Sheltered coves, fronted by a barrier reef, provided the residents with access to important fisheries, and allowed for the development of loko iʻa (fishponds), in which various species of fish were cultivated, and available to native tenants, even when the ocean was too rough for the canoes to venture out to sea. (Lānaʻi Culture and Heritage Center)
In 1861, Walter Murray Gibson came to Hawaiʻi after joining the Mormon Church the year before; he was to serve as a missionary and envoy of the Mormon Church to the peoples of the Pacific. He landed in Lānaʻi and eventually created the title “Chief President of the Church of Jesus Christ of Latter-day Saints in the Islands of the Sea.” He more regularly went by the name Kipikona.
The experience with the Church was relatively short-lived; in 1864, he was excommunicated for selling priesthood offices, defrauding the Hawaiian members and misusing his ecclesiastical authority (in part, he was using church funds to buy land in his name.)
By the 1870s, Gibson focused his interests in ranching in the area called Koele, situated in a sheltered valley in the uplands of Kamoku Ahupuaʻa. As the ranch operation was developed, Koele was transformed from an area of traditional residency and sustainable agriculture to the ranch headquarters. (Lānaʻi Culture and Heritage Center) In 1872, Gibson moved from Lānaʻi to Lāhainā and then to Honolulu.
After Gibson’s death in 1888, the ranch was turned over to his daughter and son-in-law, Talula and Frederick Hayselden. As early as 1896, the Gibson-Hayselden interests on Lānaʻi, which held nearly all the land on the island in fee-simple or leasehold title, began developing a scheme to plant and grow sugar on Lānaʻi.
They chose the ancient fishing community of Keōmoku for the base of operations, and in early-1899, the Maunalei Sugar Company was formally incorporated. Gear, Lansing & Co was the largest stockholder (Gear was President, Lansing was Treasurer – W Stodart was the plantation manager)
“The plan is that a sugar company will be incorporated at once with a capital of $1,000,000 and that 1,000 acres will be put into cane without delay. There will be no “wildcat” business in the enterprise and all persons signing for shares will be obliged to put down 10 percent of the amount desired. It is the intention of the promoters to avoid gambling in Lanai stocks as much as possible.” (Gear & Lansing, The Independent, February 28, 1899)
They developed larger support communities along the coast, cleared the lands, developed a narrow gauge railroad between Keōmoku Village and Kahalepalaoa (where the boat landing was situated,) and planted sugar cane, irrigated by water from Maunalei Valley.
“At the landing a very substantial wharf has been built, and a railroad to the camp two miles distant is in operation with a rolling stock of a locomotive and nineteen cars. Including the laborers quarters we have at the plantation fifty buildings, and the new buildings in contemplation are the pumping plants and the mill, a very respectable town and a very busy one.” (Stodart in Evening Bulletin, October 13, 1899)

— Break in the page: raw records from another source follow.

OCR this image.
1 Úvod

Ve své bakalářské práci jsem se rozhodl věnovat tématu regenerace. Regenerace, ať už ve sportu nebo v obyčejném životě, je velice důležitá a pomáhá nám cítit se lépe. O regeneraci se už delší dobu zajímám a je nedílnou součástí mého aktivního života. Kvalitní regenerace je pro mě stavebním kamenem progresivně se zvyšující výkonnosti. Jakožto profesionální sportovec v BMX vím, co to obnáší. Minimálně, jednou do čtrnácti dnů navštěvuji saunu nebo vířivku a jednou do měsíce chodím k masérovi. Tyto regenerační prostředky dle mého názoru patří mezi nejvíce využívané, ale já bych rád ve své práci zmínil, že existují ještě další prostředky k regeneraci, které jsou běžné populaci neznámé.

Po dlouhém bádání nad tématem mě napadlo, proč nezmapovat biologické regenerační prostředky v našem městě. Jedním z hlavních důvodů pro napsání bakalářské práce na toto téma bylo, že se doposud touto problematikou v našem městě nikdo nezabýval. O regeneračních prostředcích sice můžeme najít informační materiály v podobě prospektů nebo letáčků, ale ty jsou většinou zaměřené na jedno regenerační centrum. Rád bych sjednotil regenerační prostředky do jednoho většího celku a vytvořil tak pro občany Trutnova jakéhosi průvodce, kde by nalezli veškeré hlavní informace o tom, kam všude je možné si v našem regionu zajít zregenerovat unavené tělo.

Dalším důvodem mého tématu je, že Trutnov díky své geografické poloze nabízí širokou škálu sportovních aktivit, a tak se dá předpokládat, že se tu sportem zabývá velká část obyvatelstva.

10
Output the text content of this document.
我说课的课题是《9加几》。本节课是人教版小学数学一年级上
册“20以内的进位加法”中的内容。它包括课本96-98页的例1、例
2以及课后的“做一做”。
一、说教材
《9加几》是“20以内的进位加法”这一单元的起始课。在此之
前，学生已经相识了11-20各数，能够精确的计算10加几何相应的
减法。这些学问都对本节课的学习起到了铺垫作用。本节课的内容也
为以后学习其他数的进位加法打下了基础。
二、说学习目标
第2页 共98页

Work on the plantation was largely done by immigrant Japanese laborers. “We have 400 laborers … and will have 200 more in a few weeks. The first crop will be ready to grind in 1901 and I have no doubt the yield per acre will be entirely satisfactory. The land is proving all that was promised and I have no doubt of the substantial returns to the stockholders.” (Stodart in Evening Bulletin, October 13, 1899)
Both men and women were brought from Japan, and a finder’s fee of $27- $36 per male employee, and $23 – $30 per female employee was paid to the immigration companies. Laborers were typically paid around $0.70 to $0.75 per day, with expenses for merchandise and board deducted from pay at the end of the month.
All did not go as planned.
Before completing the construction of the mill and associated facilities, and prior to the first harvest being collected for processing, the Maunalei Sugar Company went bankrupt. Sugar is a thirsty crop and the necessary water resources for the plantation were never realized.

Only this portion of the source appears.